In January/February 1980, Amarillo Slim hosted the Second Annual Poker Classic, which was the second-most prestigious poker tournament of its time. This series eventually came to be called the Super Bowl of Poker and continued until 1991. Gabe Kaplan became the first winner of this tournament series and Stu Ungar won the title three times.

The video game Amarillo Slim Dealer's Choice was published by Villa Crespo Software in 1991.

Preston's lifetime tournament earnings totaled more than $587,000.

=== World Series of Poker bracelets ===

| Year | Tournament | Prize (US$) |
|---|---|---|
| 1972 | $10,000 No Limit Hold'em World Championship | $60,000 |
| 1974 | $1,000 No Limit Hold'em | $11,100 |
| 1985 | $5,000 Pot Limit Omaha | $85,000 |
| 1990 | $5,000 Pot Limit Omaha | $142,000 |

===Author===
In 1973, Preston and Bill G. Cox wrote Play Poker to Win, which was published by Grosset and Dunlap. A revised edition of the book was published by HarperCollins in 2005 entitled Amarillo Slim's Play Poker to Win.

In May 2003, Preston published his autobiography Amarillo Slim in a World Full of Fat People, where he wrote of playing poker with Larry Flynt, Lyndon Johnson, and Richard Nixon among others. In addition to his poker exploits, Preston wrote about his exploits in proposition betting.

In April 2007, Preston created a website and released an E-book called All In: An E-guide To No Limit Texas Hold'em. The book was written by Preston along with Joe Brent Riley.

==Personal life==
Thomas Austin Preston Jr. was born on December 31, 1928, in Johnson, Arkansas. When he was an infant his parents moved to Turkey, Texas. After they divorced, his mother returned to Johnson, while his father moved to Amarillo. Slim is quoted as saying: "It's a good thing he did, because Amarillo Slim sounds a heck of a lot better than Turkey Tom or Arkansas Austin." Preston was divorced, had three children, and lived in Amarillo, Texas.

Beyond being known as a great poker player, Preston was also known for playing pool and proposition betting.
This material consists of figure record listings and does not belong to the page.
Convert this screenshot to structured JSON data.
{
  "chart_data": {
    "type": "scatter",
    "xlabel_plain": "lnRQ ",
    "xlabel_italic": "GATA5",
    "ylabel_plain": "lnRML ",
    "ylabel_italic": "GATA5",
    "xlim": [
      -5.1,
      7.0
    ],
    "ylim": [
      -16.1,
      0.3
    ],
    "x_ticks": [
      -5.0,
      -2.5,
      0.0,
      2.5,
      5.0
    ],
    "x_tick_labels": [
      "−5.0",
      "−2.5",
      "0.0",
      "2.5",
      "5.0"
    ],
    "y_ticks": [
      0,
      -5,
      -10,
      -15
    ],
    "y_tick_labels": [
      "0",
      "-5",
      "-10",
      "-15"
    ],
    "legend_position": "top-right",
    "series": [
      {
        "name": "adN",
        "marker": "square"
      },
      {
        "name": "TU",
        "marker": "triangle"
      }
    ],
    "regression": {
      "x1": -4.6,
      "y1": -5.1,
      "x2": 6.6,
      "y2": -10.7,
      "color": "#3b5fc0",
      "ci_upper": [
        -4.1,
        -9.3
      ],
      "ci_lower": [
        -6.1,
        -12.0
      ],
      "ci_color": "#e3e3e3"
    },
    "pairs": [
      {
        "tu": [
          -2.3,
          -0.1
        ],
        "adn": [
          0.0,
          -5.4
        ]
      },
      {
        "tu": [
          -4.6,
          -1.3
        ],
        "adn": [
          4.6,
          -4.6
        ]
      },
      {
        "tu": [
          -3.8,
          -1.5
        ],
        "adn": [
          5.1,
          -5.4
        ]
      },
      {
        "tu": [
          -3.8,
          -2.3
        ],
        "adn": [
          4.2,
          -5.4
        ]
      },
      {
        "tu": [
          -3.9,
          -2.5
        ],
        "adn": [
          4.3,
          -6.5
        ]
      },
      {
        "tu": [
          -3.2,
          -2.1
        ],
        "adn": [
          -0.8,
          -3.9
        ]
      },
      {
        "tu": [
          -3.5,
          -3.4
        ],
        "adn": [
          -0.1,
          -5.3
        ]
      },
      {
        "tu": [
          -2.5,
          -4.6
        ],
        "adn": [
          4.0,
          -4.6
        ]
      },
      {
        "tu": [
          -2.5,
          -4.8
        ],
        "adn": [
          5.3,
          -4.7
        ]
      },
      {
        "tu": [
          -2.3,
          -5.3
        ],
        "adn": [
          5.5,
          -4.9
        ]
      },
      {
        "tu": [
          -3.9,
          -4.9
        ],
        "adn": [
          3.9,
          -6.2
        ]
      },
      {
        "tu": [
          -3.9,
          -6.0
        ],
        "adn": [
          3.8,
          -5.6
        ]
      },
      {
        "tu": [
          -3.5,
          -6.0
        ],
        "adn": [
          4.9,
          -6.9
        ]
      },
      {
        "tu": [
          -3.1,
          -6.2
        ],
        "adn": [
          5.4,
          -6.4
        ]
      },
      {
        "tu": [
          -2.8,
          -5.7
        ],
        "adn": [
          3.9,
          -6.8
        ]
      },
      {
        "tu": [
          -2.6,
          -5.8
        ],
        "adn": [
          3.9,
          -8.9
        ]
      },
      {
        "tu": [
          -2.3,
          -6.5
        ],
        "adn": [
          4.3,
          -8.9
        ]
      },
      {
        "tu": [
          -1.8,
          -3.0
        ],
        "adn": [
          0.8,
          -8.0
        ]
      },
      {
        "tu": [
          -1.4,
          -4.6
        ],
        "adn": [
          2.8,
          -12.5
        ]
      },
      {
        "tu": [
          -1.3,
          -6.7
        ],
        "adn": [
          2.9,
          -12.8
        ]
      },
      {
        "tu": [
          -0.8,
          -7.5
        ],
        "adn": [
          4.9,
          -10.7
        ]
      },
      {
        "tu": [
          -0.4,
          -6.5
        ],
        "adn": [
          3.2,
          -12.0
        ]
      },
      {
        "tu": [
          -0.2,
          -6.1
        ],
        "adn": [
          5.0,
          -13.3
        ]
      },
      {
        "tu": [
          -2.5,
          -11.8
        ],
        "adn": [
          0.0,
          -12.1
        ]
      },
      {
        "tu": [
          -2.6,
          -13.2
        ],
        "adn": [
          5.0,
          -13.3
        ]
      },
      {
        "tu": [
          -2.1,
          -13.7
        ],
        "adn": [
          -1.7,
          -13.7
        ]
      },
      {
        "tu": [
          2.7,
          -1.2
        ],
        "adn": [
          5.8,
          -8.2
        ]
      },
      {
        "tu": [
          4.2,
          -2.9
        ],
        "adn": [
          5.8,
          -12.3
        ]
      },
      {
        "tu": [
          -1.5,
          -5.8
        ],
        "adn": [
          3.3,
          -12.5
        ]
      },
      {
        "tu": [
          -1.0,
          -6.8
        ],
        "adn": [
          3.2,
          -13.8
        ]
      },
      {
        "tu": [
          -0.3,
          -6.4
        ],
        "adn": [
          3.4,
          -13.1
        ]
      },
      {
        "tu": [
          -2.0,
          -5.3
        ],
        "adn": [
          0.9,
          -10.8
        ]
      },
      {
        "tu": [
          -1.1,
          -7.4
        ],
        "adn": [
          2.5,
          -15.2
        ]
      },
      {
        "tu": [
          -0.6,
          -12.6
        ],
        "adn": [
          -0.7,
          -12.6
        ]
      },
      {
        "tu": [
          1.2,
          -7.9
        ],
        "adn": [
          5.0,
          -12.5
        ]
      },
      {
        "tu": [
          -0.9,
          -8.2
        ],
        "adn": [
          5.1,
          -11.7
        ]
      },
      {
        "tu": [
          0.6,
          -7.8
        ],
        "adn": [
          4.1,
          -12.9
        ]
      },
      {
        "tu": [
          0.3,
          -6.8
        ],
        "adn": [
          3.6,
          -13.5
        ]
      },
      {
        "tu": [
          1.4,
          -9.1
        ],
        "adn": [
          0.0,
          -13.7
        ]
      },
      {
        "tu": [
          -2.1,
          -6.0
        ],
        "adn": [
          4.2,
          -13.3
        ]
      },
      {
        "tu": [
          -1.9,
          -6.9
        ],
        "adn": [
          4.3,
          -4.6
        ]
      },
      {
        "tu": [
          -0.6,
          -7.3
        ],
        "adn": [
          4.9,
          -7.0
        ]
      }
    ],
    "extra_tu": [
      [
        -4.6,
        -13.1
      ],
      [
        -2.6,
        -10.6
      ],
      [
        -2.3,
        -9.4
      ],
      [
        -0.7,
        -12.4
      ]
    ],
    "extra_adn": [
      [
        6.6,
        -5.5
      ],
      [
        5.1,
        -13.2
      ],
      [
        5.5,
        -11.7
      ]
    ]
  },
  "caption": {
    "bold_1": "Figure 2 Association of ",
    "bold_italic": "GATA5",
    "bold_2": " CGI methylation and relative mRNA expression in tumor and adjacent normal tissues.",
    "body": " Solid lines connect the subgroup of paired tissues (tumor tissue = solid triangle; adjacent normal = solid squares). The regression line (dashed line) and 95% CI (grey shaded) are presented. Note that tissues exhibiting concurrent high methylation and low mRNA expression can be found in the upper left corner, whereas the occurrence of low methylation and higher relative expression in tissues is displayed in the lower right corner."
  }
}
Notably, Slim had beaten Willie Nelson and Larry King at dominoes.

In August 2003, Preston was indicted in Randall County, Texas, on charges of indecency with a 12-year-old grandchild. The charges were reduced to misdemeanor assault in a plea bargain, and on February 10, 2004, Preston pleaded "no contest" to the reduced charges "to protect his family". Preston received a $4,000 fine, two years probation, and was "ordered to undergo counseling". In a 2009 interview, he stated that he was innocent of any wrongdoing, but chose to take the plea bargain in order to spare his family from a court trial.

Early on the morning of October 4, 2006, Preston was the victim of an attempted armed robbery. The armed robber fired three bullets into Preston's car as he sped away. Preston was not injured.

On January 28, 2007, Preston was robbed at gunpoint while in his home.

On January 22, 2009, Preston was beaten and robbed near the intersection of Interstate 40 and Soncy Road while attempting to collect a gambling debt.

Preston's autobiography was the topic of a biopic movie reported to be under development. Nicolas Cage reportedly was to play Preston's character. According to a 2009 article at Poker Listings, the "planned Hollywood movie about Slim's life" has been "dropped".

Preston died on April 29, 2012, of colon cancer at the age of 83.